By Cassie Fish, http://cassandrafish.com
There’s not much happening today, futures or cash market. CME cattle futures are happy to chop in a tight range near yesterday’s settlement. In the south a few traded at $95 but most cattle feeders are pricing cattle a lot higher than last week and would not consider selling at steady. In the north, a regional packer picked up a few offered at $157, steady with last week too.
Psychology varies from feeder to feeder depending on the individual situation. There are an estimated 829k head of cattle that would have been slaughtered by now that have not been because of the disruption in packing plant production. There are reports that some yards are in better shape than they were. Others are still digging out. Many are pushing the marketing window on everything on feed or grass out as far as can be done.

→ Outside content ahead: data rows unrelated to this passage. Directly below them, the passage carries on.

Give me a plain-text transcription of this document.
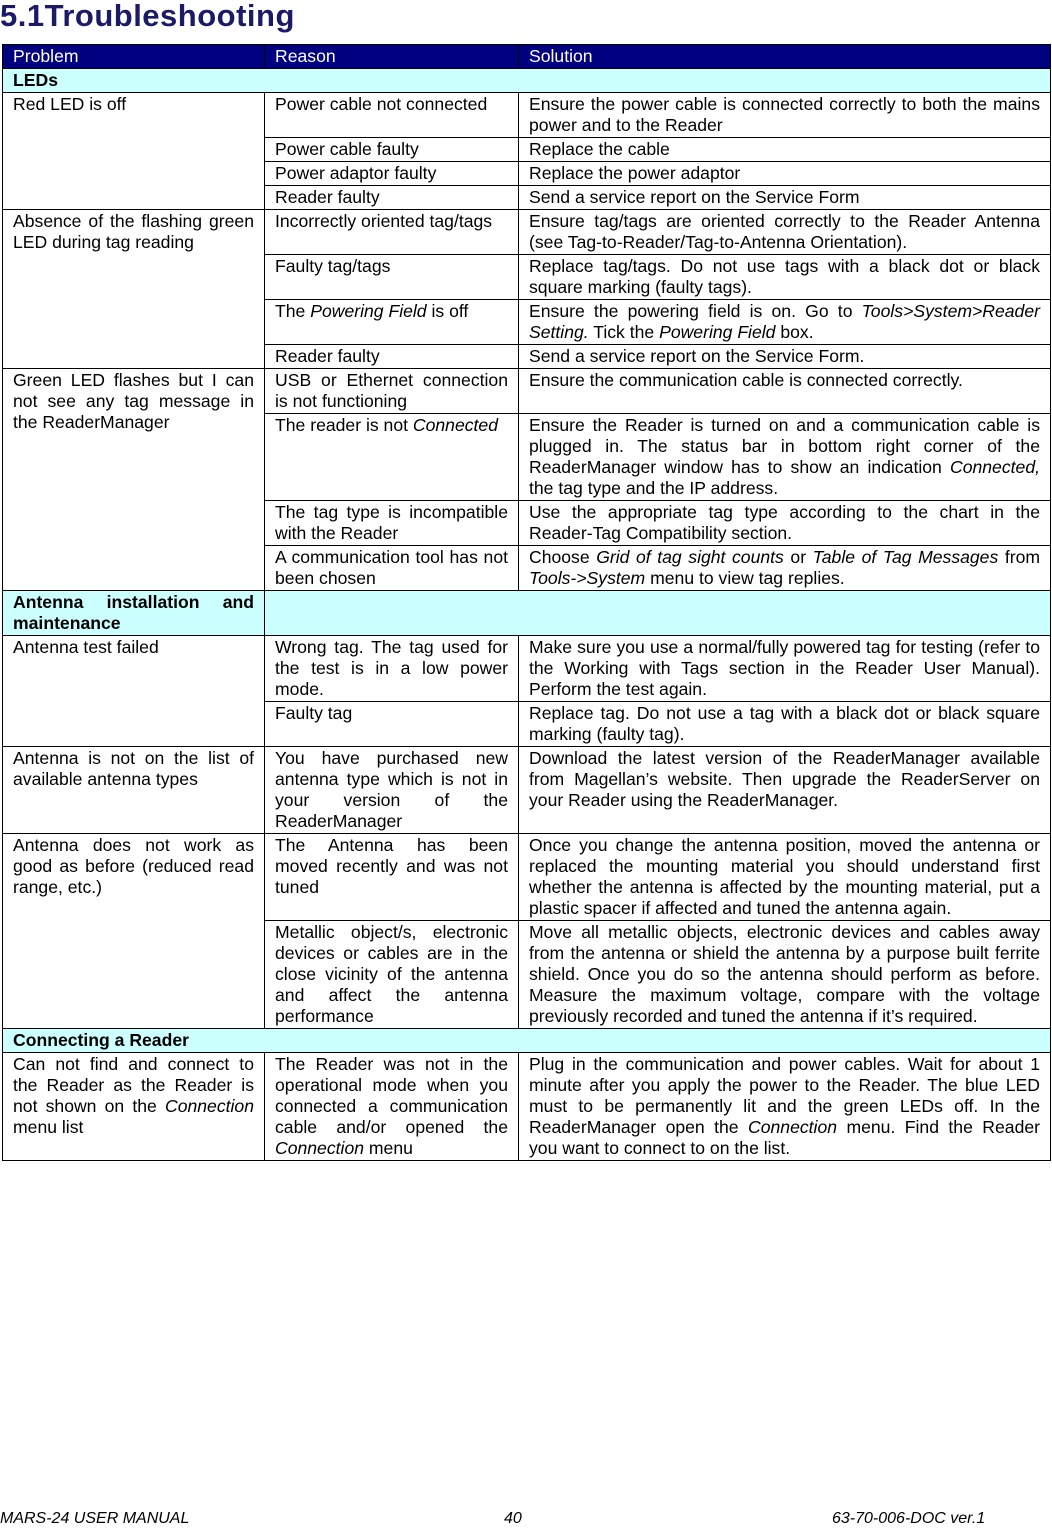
5.1Troubleshooting
Problem	Reason	Solution
LEDs		
Red LED is off	Power cable not connected	Ensure the power cable is connected correctly to both the mains power and to the Reader
	Power cable faulty	Replace the cable
	Power adaptor faulty	Replace the power adaptor
	Reader faulty	Send a service report on the Service Form
Absence of the flashing green LED during tag reading	Incorrectly oriented tag/tags	Ensure tag/tags are oriented correctly to the Reader Antenna (see Tag-to-Reader/Tag-to-Antenna Orientation).
	Faulty tag/tags	Replace tag/tags. Do not use tags with a black dot or black square marking (faulty tags).
	The Powering Field is off	Ensure the powering field is on. Go to Tools>System>Reader Setting. Tick the Powering Field box.
	Reader faulty	Send a service report on the Service Form.
Green LED flashes but I can not see any tag message in the ReaderManager	USB or Ethernet connection is not functioning	Ensure the communication cable is connected correctly.
	The reader is not Connected	Ensure the Reader is turned on and a communication cable is plugged in. The status bar in bottom right corner of the ReaderManager window has to show an indication Connected, the tag type and the IP address.
	The tag type is incompatible with the Reader	Use the appropriate tag type according to the chart in the Reader-Tag Compatibility section.
	A communication tool has not been chosen	Choose Grid of tag sight counts or Table of Tag Messages from Tools->System menu to view tag replies.
Antenna installation and maintenance		
Antenna test failed	Wrong tag. The tag used for the test is in a low power mode.	Make sure you use a normal/fully powered tag for testing (refer to the Working with Tags section in the Reader User Manual). Perform the test again.
	Faulty tag	Replace tag. Do not use a tag with a black dot or black square marking (faulty tag).
Antenna is not on the list of available antenna types	You have purchased new antenna type which is not in your version of the ReaderManager	Download the latest version of the ReaderManager available from Magellan’s website. Then upgrade the ReaderServer on your Reader using the ReaderManager.
Antenna does not work as good as before (reduced read range, etc.)	The Antenna has been moved recently and was not tuned	Once you change the antenna position, moved the antenna or replaced the mounting material you should understand first whether the antenna is affected by the mounting material, put a plastic spacer if affected and tuned the antenna again.
	Metallic object/s, electronic devices or cables are in the close vicinity of the antenna and affect the antenna performance	Move all metallic objects, electronic devices and cables away from the antenna or shield the antenna by a purpose built ferrite shield. Once you do so the antenna should perform as before. Measure the maximum voltage, compare with the voltage previously recorded and tuned the antenna if it’s required.
Connecting a Reader		
Can not find and connect to the Reader as the Reader is not shown on the Connection menu list	The Reader was not in the operational mode when you connected a communication cable and/or opened the Connection menu	Plug in the communication and power cables. Wait for about 1 minute after you apply the power to the Reader. The blue LED must to be permanently lit and the green LEDs off. In the ReaderManager open the Connection menu. Find the Reader you want to connect to on the list.
MARS-24 USER MANUAL	40	63-70-006-DOC ver.1
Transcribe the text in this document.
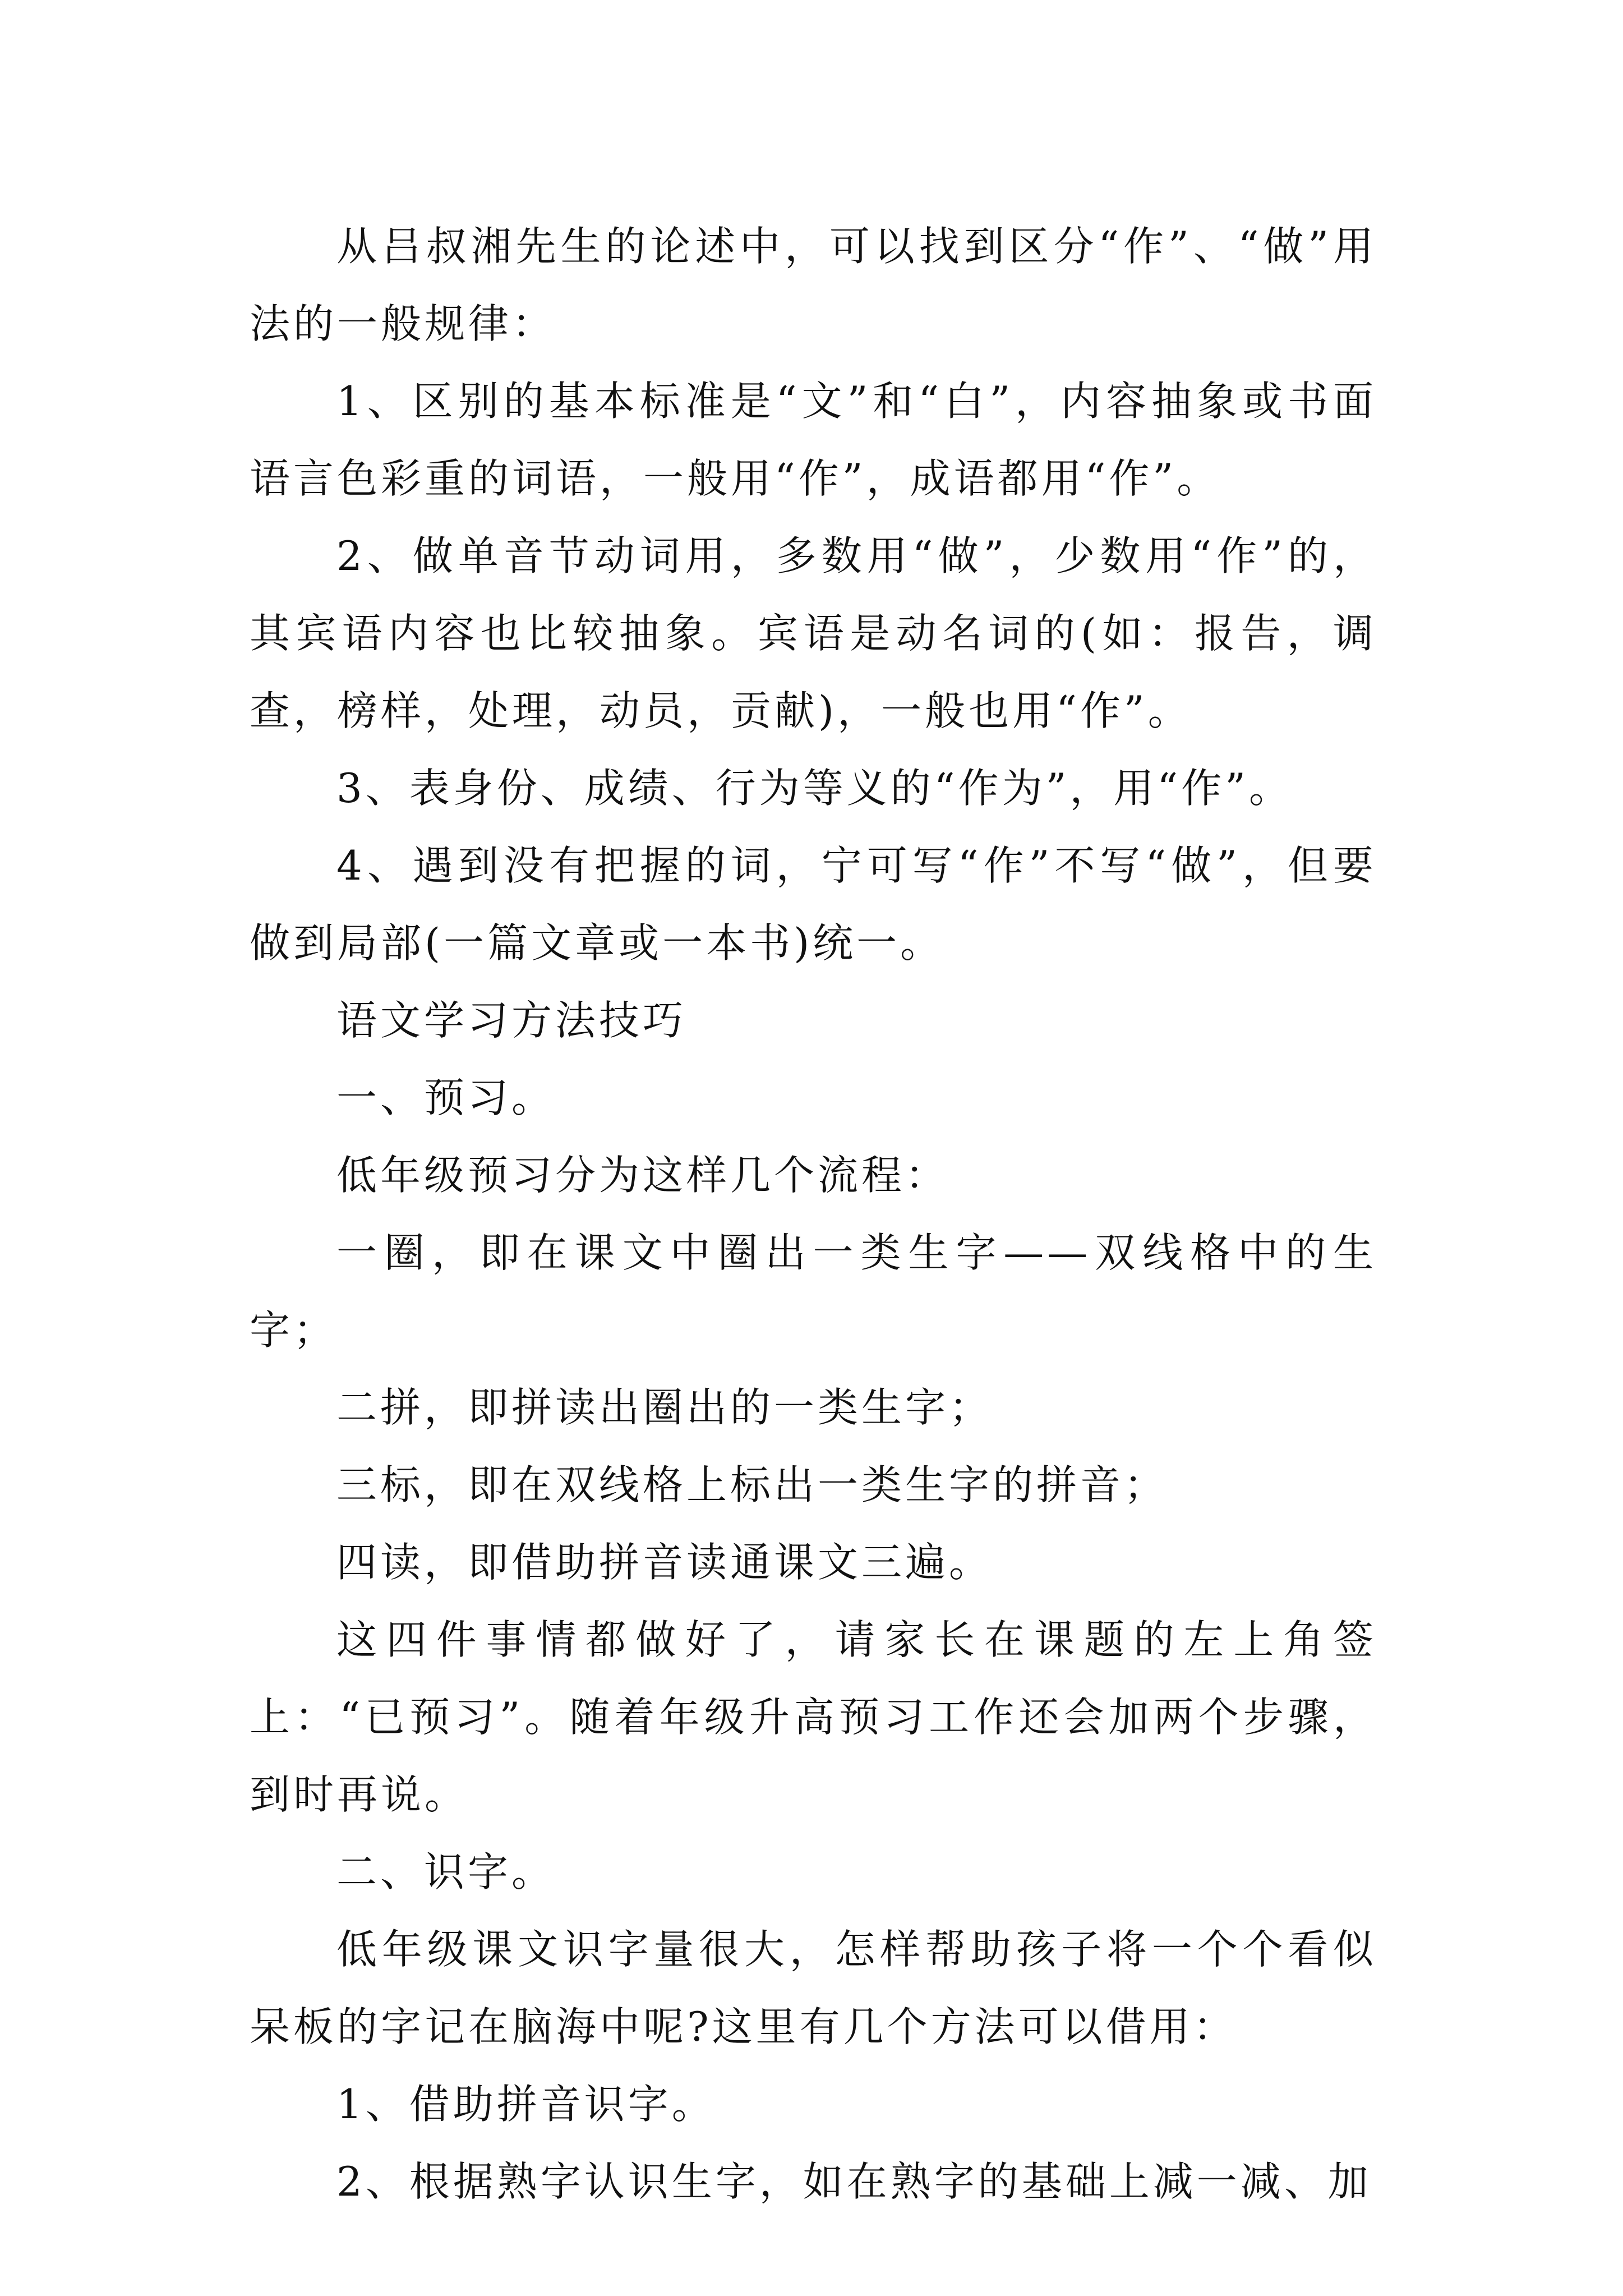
从吕叔湘先生的论述中，可以找到区分“作”、“做”用法的一般规律：

1、区别的基本标准是“文”和“白”，内容抽象或书面语言色彩重的词语，一般用“作”，成语都用“作”。

2、做单音节动词用，多数用“做”，少数用“作”的，其宾语内容也比较抽象。宾语是动名词的(如：报告，调查，榜样，处理，动员，贡献)，一般也用“作”。

3、表身份、成绩、行为等义的“作为”，用“作”。

4、遇到没有把握的词，宁可写“作”不写“做”，但要做到局部(一篇文章或一本书)统一。

语文学习方法技巧

一、预习。

低年级预习分为这样几个流程：

一圈，即在课文中圈出一类生字——双线格中的生字；

二拼，即拼读出圈出的一类生字；

三标，即在双线格上标出一类生字的拼音；

四读，即借助拼音读通课文三遍。

这四件事情都做好了，请家长在课题的左上角签上：“已预习”。随着年级升高预习工作还会加两个步骤，到时再说。

二、识字。

低年级课文识字量很大，怎样帮助孩子将一个个看似呆板的字记在脑海中呢?这里有几个方法可以借用：

1、借助拼音识字。

2、根据熟字认识生字，如在熟字的基础上减一减、加
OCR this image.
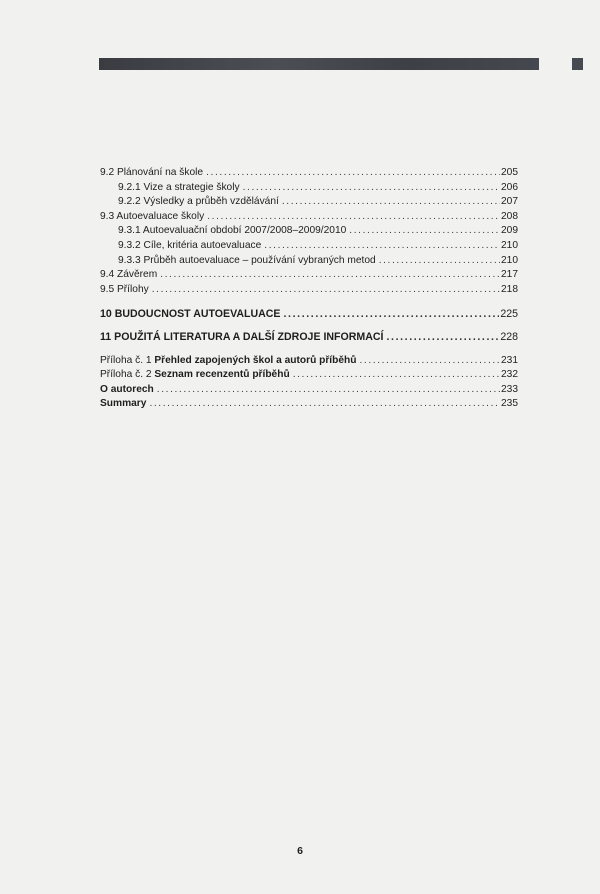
9.2 Plánování na škole .....	205
9.2.1 Vize a strategie školy .....	206
9.2.2 Výsledky a průběh vzdělávání .....	207
9.3 Autoevaluace školy .....	208
9.3.1 Autoevaluační období 2007/2008–2009/2010 .....	209
9.3.2 Cíle, kritéria autoevaluace .....	210
9.3.3 Průběh autoevaluace – používání vybraných metod .....	210
9.4 Závěrem .....	217
9.5 Přílohy .....	218
10 BUDOUCNOST AUTOEVALUACE .....	225
11 POUŽITÁ LITERATURA A DALŠÍ ZDROJE INFORMACÍ .....	228
Příloha č. 1 Přehled zapojených škol a autorů příběhů .....	231
Příloha č. 2 Seznam recenzentů příběhů .....	232
O autorech .....	233
Summary .....	235
6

After all, futures reflect expectations higher prices are coming.
Boxed beef prices mid-morning printed down and more erosion is expected this week. Packers are taking a measured approach as they are fully aware of two key facts. One, that beef demand is suffering due to record high retail prices and cheaper alternatives and two, they can slaughter fewer cattle than a year ago and still yield greater tonnage because carcass weights are record high by 36 pounds in the most recent USDA data.
The rally in futures and resulting basis move may have helped cash cattle prices find a bottom, but the question is how much upside potential exists for fed cattle prices at this time? With boxes struggling packers will attempt to manage their throughput and margin carefully. Packer margin last week was its narrowest since mid-April and will likely lose ground again this week.
This scenario may play out over a many weeks as the dog days of summer roll by while in the background the unprecedented COVID-19 related economic disruptions continue and the long-term implications of these issues remain unclear.